Earlier this month, prosecutors sought to get the supermodel subpoenaed to appear as a witness about claims that Taylor gave her "blood diamonds" during a reception in South Africa in 1997.
Naomi Campbell punches camera during interview about former African dictator
Taylor's lawyers called the evidence "tangential to the real issues" against the former Liberian president and added that it was too late to introduce it to the trial 15 months after they closed their case.

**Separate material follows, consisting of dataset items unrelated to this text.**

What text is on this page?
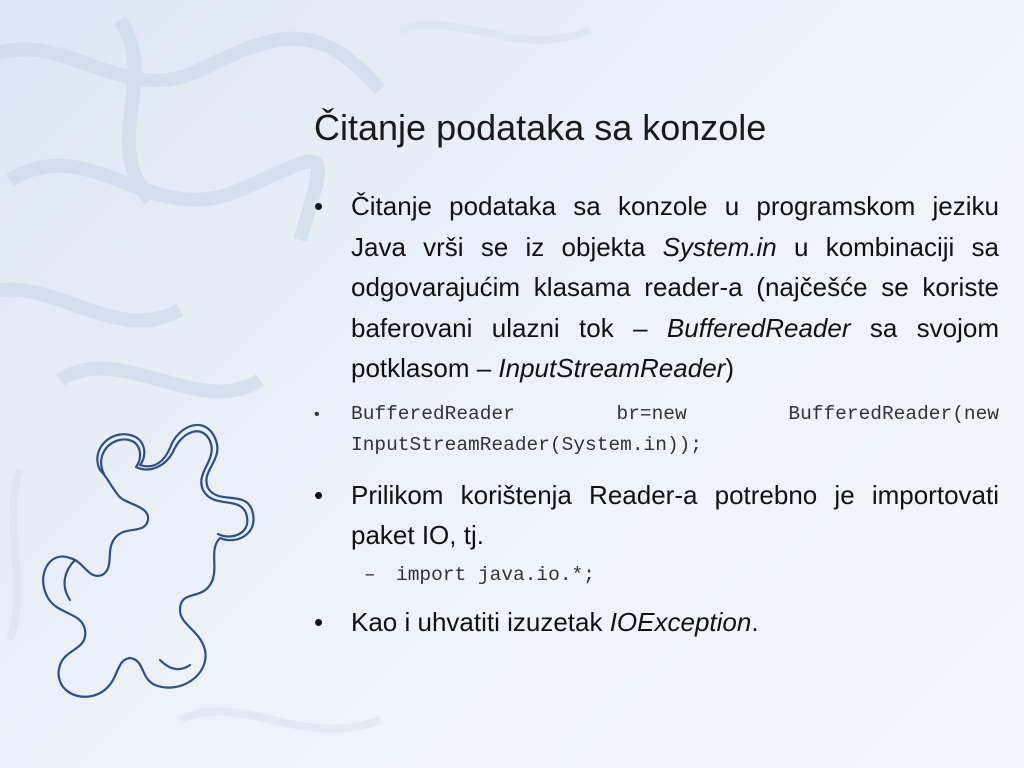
Čitanje podataka sa konzole
• Čitanje podataka sa konzole u programskom jeziku Java vrši se iz objekta System.in u kombinaciji sa odgovarajućim klasama reader-a (najčešće se koriste baferovani ulazni tok – BufferedReader sa svojom potklasom – InputStreamReader)
• BufferedReader br=new BufferedReader(new InputStreamReader(System.in));
• Prilikom korištenja Reader-a potrebno je importovati paket IO, tj.
– import java.io.*;
• Kao i uhvatiti izuzetak IOException.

"For the prosecution to present such inferential evidence at this advanced stage, as part of an obvious publicity stunt, would bring the administration of justice into serious disrepute," Taylor's British lawyer, Courtenay Griffiths, wrote to judges.
Prosecuters want Campbell, who told prosecutors through her lawyer that she did not want to get involved in the case, to testify about an alleged gift of diamonds that Taylor gave her.
Mia Farrow — who visited the home of South African President Nelson Mandela at the same time as Campbell and Taylor — told prosecutors she heard Campbell describe receiving a "huge diamond" from Taylor in the middle of the night.
According to prosecutors, Campbell's testimony would provide "direct evidence of the accused's possession of rough diamonds from a witness unrelated to the Liberian or Sierra Leone conflicts."
Taylor is charged with 11 counts of counts of murder, torture, rape, sexual slavery and the use of child soldiers and terrorism in his role backing rebels in Sierra Leone's 1991-2002 civil war where an estimated 500,000 people allegedly were victims of killings, systematic mutilation and other atrocities.